Justyna Łukasik: Moje odejście z klubu byłoby nielogiczne

Justyna Łukasik jest jedną z nielicznych siatkarek, które pozostały w składzie Atomu Trefla Sopot na kolejny sezon. W zespole Piotra Mateli środkowa ma odgrywać ważną rolę.

Sporo zmian zaszło w zespole Atomu Trefla Sopot w okresie wakacyjnym. Powodem roszad było wycofanie się głównego sponsora, Polskiej Grupy Energetycznej. Jako pierwszy drużynę opuścił Lorenzo Micelli, który będzie pracował we Włoszech.

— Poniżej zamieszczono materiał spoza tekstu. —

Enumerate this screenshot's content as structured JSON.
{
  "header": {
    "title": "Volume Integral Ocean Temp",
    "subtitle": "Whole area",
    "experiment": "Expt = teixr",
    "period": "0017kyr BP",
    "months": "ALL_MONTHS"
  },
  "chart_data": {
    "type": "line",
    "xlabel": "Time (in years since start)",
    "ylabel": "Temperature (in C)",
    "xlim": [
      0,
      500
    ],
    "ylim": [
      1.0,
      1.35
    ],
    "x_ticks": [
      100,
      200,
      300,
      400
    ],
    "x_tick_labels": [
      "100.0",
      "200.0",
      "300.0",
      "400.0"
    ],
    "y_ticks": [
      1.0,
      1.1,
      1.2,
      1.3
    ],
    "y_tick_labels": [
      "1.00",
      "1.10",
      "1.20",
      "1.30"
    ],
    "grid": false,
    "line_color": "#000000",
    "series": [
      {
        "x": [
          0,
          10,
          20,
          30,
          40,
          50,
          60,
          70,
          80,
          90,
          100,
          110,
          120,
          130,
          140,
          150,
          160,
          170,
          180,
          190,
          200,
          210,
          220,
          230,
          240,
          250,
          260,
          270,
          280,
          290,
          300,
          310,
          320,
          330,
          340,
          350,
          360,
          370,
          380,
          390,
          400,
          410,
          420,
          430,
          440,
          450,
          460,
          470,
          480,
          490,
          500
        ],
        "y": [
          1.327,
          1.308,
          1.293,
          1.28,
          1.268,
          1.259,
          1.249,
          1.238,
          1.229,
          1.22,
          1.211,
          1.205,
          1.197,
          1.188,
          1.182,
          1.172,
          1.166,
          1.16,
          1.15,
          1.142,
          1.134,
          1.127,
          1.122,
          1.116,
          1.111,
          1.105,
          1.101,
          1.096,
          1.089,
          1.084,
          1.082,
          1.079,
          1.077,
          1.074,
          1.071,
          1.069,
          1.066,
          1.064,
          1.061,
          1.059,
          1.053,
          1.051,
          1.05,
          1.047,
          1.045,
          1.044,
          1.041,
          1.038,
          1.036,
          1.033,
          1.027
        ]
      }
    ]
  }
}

Jego śladami poszła Zuzanna Efimienko. Później z klubem z Trójmiasta pożegnały się: Katarzyna Zaroślińska, Anna Kaczmar, Klaudia Kaczorowska, Anna Miros, Maret Balkestein-Grothues, Brittnee Cooper, Ivana Djerisilo-Stanković i Olga Sawenczuk, Agata Durajczyk, Maja Tokarska.

Jedną z nielicznych siatkarek, która pozostała w drużynie na kolejny sezon jest Justyna Łukasik. Środkowa tłumaczy, dlaczego podjęła taką decyzję.

- Odejście z Atomu w tym momencie byłoby nielogiczne. Przez dwa lata nie miałam wielu szans na grę. Teraz nadarzyła się taka okazja, to dlaczego miałabym odejść? Wolałam zostać i powalczyć o doświadczenie - mówi 23-letnia środkowa, która w Atomie Treflu gra już od 2012 roku. W tym czasie zdobyła cztery medale mistrzostw Polski. W przyszłym sezonie trudno się spodziewać, żeby drużyna powalczyła o udział w strefie medalowej.

ZOBACZ WIDEO Stephane Antiga: Ze słabszej grupy łatwiej awansować do ćwierćfinału z pierwszego miejsca

- Na pewno nasza gra w PlusLidze będzie wyglądała inaczej. Mamy walczyć w każdym meczu o punkty, nawet z tymi najtrudniejszymi rywalami. Nasz zespół ma cechować wola walki, determinacja i zaangażowanie - przyznaje Łukasik.

23-letnia zawodniczka o miejsce w pierwszej szóstce powalczy z Małgorzatą Skorupą, Alicją Wójcik i Karoliną Bednarek.